In definitiva, la «Imitation of Life» in Lucy ed io è comunque forte ma
procede su due piani differenti: il primo, più astratto e surreale, guarda
con interesse persino a stravaganti contaminazioni col fantastico – si
pensi solo all’episodio del 14 gennaio 1957, in cui Lucy Ricardo incontra addirittura Superman («Lucy and Superman»), in un «crossover» tra
due serie amatissime dal grande pubblico – all’insegna dell’accentuazione caricaturale e dell’estremizzazione proprie della commedia farsesca; il secondo, invece, più concreto, mette in gioco il rapporto tra le esistenze dei personaggi e quelle degli interpreti (e anche qui basta citare
un unico episodio, persino paradigmatico: «Lucy is Enceinte», dell’8
dicembre 1952, messo in programmazione perché Lucille Ball era, nella
realtà, incinta 5).

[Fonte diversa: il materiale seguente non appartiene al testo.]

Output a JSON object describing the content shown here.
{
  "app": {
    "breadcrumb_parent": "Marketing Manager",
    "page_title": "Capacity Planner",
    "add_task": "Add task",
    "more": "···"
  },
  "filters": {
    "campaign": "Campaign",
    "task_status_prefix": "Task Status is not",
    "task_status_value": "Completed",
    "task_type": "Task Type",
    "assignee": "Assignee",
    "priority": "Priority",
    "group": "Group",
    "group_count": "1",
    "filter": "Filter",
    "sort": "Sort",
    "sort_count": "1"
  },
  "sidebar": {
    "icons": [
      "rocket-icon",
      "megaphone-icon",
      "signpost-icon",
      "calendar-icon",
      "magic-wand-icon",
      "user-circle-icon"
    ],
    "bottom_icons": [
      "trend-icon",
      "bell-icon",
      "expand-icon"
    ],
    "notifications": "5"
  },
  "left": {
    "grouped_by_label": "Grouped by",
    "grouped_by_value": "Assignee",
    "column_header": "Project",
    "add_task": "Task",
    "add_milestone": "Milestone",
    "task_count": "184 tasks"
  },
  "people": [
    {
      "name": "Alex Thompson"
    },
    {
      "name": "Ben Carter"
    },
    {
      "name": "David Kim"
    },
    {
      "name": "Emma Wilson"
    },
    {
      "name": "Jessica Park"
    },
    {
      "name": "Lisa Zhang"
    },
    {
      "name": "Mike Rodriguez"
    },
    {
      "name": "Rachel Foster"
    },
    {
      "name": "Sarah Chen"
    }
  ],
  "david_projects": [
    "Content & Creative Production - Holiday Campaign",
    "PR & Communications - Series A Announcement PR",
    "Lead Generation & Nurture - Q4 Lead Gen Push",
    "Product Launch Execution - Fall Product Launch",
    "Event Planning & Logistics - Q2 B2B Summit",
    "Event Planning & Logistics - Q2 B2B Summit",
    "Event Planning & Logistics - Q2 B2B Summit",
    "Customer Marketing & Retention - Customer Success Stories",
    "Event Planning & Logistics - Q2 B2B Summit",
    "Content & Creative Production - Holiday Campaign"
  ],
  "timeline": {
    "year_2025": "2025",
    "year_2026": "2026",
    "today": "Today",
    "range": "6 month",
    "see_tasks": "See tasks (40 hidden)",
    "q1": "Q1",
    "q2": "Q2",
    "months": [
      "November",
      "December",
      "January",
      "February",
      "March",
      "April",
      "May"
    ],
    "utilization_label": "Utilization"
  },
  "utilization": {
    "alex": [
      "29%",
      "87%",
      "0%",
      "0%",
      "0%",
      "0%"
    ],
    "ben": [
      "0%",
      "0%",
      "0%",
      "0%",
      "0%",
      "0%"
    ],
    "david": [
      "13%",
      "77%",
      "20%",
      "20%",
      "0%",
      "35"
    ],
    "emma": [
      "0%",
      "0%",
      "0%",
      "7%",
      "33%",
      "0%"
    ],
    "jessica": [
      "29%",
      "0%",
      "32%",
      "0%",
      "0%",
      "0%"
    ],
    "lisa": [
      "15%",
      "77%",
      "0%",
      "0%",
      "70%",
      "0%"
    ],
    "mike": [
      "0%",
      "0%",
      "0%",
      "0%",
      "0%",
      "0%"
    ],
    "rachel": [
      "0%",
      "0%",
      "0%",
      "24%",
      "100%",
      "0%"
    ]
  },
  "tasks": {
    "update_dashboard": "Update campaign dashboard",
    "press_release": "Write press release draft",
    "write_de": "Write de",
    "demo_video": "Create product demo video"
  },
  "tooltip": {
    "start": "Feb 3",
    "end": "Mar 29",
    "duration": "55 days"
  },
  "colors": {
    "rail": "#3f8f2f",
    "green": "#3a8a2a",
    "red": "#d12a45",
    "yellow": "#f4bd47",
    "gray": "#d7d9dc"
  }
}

E, a proposito d’arte che si specchia nella vita (e viceversa), il vero rapporto di coppia tra gli apparentemente affiatatissimi
Ball e Arnaz, finito col divorzio nel 1960, è in profonda crisi fin dalle primissime puntate del loro telefilm. L’attrice-produttrice, però, resta lega-
FOCOLARI TELEVISIVI (CON IL «MOSTRO» DIETRO LO SPECCHIO)
157
ta al personaggio di Lucy, ripreso in forme differenti, fin quasi alla
morte: in The Lucy Show (id., 1962-1968; 198 episodi nei quali interpreta
Lucy Carmichael), in Here’s Lucy (1968-1974; 144 puntate come Lucille
Carter), infine in Life with Lucy (1986-1987; a 75 anni, nel ruolo di Lucy
Carter). La Ball rappresenta una tra le poche, autentiche attrici comiche
del cinema e della televisione americani. Nella «sua» sit-com domina
letteralmente la scena, con smorfie da clown e tempi perfetti; inoltre,
riesce a ironizzare efficacemente sulle caratteristiche di devozione, indipendenza e ingenuità della donna yankee, rovesciandole letteralmente
di senso attraverso i continui disastri combinati dal suo straordinario
personaggio.
Due famiglie «in nero»: gli Addams e i Munsters
La tipica famiglia americana di fine anni ’50 – che tanto bene è promossa attraverso commedie televisive come Lucy ed io – viene letteralmente fatta a fettine, con eleganza ma anche consistenti dosi di veleno
(seppure dal retrogusto dolciastro) in due telefilm che contaminano la
comedy più classica con atmosfere e iconografia dell’horror (però, rivisto attraverso la lente deformante della parodia): La famiglia Addams
(The Addams Family) e I Mostri (The Munsters). Andati in onda quasi contemporaneamente nel 1964, i due show si contendono l’audience, fin
dalle prime puntate, a colpi di risate «nere» e gustosi rimandi cinefili,
ma anche di tutto sommato spietate radiografie degli zuccherosi quadretti familiari tanto propagandati dai mass media del periodo. In
entrambi i casi, comunque, il pubblico risponde a meraviglia.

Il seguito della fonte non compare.